The beneficial effect comprise that: cloud storage file-level data de-duplication searching system of the invention and side Method passes through the filtering of thick, thin two steps, it is ensured that can largely reduce the typing of duplicate file, which, which has, executes Feature high-efficient, data de-duplication rate is high can provide rapidly the repetition situation of file, and execution efficiency is high, duplicate removal effect Obviously, more suitable for being used under mass data storage and cloud storage environment.

Detailed description of the invention

Present invention will be further explained below with reference to the attached drawings and examples, in attached drawing:

Fig. 1 is the system block diagram of the embodiment of the present invention；

Fig. 2 is the method flow diagram of the embodiment of the present invention.

Specific embodiment

In order to make the objectives, technical solutions, and advantages of the present invention clearer, with reference to the accompanying drawings and embodiments, right The present invention is further elaborated.It should be appreciated that described herein, specific examples are only used to explain the present invention, not For limiting the present invention.

As shown in Figure 1, the cloud storage file-level data de-duplication searching system of the embodiment of the present invention, the system include: Client, cloud storage platform, fingerprint server and name server, cloud storage platform are made of multiple back end；Wherein:

By introducing fingerprint server come the characteristic information of storage file, these information include the local fingerprint of file, text Part size, relative characteristic section, metadata pointer etc..

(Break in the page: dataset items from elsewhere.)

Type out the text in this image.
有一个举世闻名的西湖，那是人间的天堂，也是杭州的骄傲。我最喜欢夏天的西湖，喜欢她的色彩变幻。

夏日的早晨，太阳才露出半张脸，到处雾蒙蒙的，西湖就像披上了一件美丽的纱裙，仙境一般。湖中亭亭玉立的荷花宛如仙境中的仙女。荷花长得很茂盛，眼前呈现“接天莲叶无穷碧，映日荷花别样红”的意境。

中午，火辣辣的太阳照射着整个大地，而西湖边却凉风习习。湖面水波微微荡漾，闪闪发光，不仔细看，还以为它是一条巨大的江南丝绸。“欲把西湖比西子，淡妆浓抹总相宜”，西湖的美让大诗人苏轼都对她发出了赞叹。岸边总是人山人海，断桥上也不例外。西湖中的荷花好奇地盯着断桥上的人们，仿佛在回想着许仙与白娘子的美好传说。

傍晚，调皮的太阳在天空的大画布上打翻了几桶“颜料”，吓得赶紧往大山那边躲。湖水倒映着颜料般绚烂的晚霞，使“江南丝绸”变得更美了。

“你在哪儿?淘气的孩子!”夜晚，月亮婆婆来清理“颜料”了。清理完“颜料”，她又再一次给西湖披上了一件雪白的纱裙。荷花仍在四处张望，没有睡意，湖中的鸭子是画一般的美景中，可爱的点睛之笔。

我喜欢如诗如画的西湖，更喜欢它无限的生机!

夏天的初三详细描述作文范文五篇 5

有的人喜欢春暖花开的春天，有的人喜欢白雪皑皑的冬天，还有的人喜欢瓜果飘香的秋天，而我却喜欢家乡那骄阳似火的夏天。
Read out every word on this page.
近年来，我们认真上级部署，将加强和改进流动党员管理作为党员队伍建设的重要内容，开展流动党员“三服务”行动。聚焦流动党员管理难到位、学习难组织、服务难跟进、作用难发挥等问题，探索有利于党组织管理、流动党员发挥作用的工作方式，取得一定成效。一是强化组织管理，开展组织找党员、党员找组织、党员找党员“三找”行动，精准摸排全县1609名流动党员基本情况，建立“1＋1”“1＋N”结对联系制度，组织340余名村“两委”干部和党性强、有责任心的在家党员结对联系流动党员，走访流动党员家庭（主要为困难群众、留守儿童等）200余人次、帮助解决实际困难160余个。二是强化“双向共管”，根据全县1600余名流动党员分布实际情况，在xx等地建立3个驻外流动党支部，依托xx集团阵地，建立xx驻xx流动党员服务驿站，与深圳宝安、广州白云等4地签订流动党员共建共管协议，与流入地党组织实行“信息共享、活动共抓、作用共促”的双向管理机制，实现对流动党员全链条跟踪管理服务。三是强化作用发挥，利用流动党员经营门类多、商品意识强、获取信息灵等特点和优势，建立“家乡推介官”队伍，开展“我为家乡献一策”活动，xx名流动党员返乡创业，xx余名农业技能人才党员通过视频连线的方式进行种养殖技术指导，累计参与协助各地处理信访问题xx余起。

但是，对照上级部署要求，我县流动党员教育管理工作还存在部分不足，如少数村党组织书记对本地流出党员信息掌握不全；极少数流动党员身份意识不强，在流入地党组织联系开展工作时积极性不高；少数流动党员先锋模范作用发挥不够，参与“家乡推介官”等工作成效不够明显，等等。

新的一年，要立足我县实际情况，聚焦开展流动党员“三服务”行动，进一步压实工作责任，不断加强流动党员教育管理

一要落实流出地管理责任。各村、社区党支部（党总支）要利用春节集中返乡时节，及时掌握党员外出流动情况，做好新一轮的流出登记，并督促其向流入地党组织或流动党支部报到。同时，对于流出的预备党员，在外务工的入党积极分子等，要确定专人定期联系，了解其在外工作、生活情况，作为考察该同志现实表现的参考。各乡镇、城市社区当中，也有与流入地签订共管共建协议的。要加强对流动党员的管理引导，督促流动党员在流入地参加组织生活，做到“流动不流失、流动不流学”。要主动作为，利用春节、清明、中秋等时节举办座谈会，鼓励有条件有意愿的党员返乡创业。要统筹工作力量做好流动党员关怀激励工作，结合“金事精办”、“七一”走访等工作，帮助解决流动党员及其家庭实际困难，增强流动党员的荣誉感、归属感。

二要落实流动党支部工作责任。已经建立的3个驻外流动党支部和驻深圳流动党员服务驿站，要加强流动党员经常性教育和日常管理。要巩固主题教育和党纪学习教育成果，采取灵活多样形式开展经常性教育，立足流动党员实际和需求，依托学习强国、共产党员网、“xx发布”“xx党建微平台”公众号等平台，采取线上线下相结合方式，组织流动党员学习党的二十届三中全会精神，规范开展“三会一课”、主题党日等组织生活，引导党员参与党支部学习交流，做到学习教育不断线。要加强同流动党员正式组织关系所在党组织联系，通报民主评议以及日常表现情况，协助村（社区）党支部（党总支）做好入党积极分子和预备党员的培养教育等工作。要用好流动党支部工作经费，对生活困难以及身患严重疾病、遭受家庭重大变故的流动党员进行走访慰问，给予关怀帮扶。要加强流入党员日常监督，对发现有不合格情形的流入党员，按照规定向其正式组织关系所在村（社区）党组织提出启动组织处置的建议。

The present invention need client can fingerprint server communicate, client when presenting a paper upload request first The local fingerprint information and document size information of calculation document, and transfer to fingerprint server to search these information.Fingerprint The effect of server is compared for making the file of coarseness, to realize coarse filtration, fingerprint server returns to comparison result To client, client, which sends further compare to name server according to the result of return, requests either file storage to be asked It asks.Name server obtains the metadata pointer and its characteristic interval of the duplicate file that may be present of client transmitting, into The thin filtering of row, is inquiry this document storage condition first, then comprehensively considers file size, memory partitioning situation, characteristic interval The factors such as quantity are selected at random compares section, and is returned to client.Client is according to the block information extracting part of passback Point the file information is simultaneously transmitted, and name server is issued after receiving in data to data node, is compared by back end.Number Returned according to node compare whether successful information and for the first time unsuccessful block information is accused to name server by name server Know whether client file repeats, and plan in next step, to complete thin filtering.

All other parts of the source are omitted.